Previous work done by Dr. Abrams demonstrated that nerves of a mouse model of CMT1X have reduced levels of adenosine, a naturally occurring molecule with anti-inflammatory properties, which provides a potential explanation for the nerve inflammation observed in CMT1X. Dr. Abrams and his team will perform a series of experiments to test whether a commercially available immunosuppressive drug can reduce the severity of the neuropathy in two mouse models of CMT1X by increasing the levels of adenosine and reducing nerve inflammation.

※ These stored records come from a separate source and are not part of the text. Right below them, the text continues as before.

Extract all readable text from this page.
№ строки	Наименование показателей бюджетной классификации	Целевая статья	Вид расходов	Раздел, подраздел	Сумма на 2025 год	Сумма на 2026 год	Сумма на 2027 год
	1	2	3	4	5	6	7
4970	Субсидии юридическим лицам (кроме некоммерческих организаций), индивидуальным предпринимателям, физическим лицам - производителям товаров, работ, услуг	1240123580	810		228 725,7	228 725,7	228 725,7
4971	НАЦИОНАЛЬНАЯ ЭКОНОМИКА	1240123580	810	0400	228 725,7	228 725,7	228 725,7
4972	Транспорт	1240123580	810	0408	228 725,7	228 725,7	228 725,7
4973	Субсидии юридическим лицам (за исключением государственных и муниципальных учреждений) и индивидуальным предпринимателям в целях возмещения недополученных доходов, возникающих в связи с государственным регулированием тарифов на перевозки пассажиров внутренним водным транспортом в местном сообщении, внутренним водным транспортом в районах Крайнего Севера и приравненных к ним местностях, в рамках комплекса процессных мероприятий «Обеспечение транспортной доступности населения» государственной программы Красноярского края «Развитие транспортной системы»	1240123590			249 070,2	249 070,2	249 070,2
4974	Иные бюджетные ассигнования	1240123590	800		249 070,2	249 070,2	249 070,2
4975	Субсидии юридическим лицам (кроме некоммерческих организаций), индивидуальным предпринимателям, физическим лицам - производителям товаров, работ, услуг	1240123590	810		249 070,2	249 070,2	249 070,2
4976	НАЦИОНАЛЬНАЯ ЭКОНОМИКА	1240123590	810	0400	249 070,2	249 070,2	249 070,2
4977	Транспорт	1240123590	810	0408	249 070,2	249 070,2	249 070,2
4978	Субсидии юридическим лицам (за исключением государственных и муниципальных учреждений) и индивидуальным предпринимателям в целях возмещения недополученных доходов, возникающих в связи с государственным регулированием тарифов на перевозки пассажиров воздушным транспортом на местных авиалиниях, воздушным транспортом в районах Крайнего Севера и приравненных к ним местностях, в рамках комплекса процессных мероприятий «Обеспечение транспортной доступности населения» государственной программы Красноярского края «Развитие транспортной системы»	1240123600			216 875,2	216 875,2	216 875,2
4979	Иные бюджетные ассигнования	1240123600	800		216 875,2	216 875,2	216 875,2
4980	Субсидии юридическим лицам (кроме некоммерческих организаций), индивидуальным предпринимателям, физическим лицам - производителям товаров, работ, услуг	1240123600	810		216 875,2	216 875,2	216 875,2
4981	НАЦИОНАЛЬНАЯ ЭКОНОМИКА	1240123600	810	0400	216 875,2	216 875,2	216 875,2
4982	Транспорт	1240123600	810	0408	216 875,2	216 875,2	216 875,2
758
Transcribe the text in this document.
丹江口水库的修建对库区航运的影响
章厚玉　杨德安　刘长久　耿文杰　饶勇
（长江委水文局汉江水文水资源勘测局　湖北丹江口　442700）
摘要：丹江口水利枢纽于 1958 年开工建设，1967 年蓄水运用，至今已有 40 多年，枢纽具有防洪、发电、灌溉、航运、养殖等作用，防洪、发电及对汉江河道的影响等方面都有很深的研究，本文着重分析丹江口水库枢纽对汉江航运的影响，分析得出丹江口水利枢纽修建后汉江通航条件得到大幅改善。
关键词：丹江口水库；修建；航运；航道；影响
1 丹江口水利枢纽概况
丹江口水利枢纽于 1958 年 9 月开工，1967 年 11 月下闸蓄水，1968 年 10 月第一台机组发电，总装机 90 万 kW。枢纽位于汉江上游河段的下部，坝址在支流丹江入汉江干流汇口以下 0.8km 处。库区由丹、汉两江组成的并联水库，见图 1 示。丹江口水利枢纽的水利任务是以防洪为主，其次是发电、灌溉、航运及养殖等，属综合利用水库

Dr. Abrams, a member of the CMTRF Scientific Advisory Board, will collaborate on this project with Mona Freidin, an Assistant Professor at the University of Illinois at Chicago, whose expertise lies in connexin biology; and Dr. Benayahu Elbaz, an Assistant Professor of Neurology at Northwestern University, whose research focuses on myelin and myelin-forming cells in both the central and peripheral nervous systems.

“Dr. Abrams specializes in studying the roles of connexins, or gap junction proteins, in myelination in both the central and peripheral nervous systems,” says Cleary Simpson, CEO of CMTRF. “His work is consistently productive and key to helping us find cures for ALL forms of CMT.”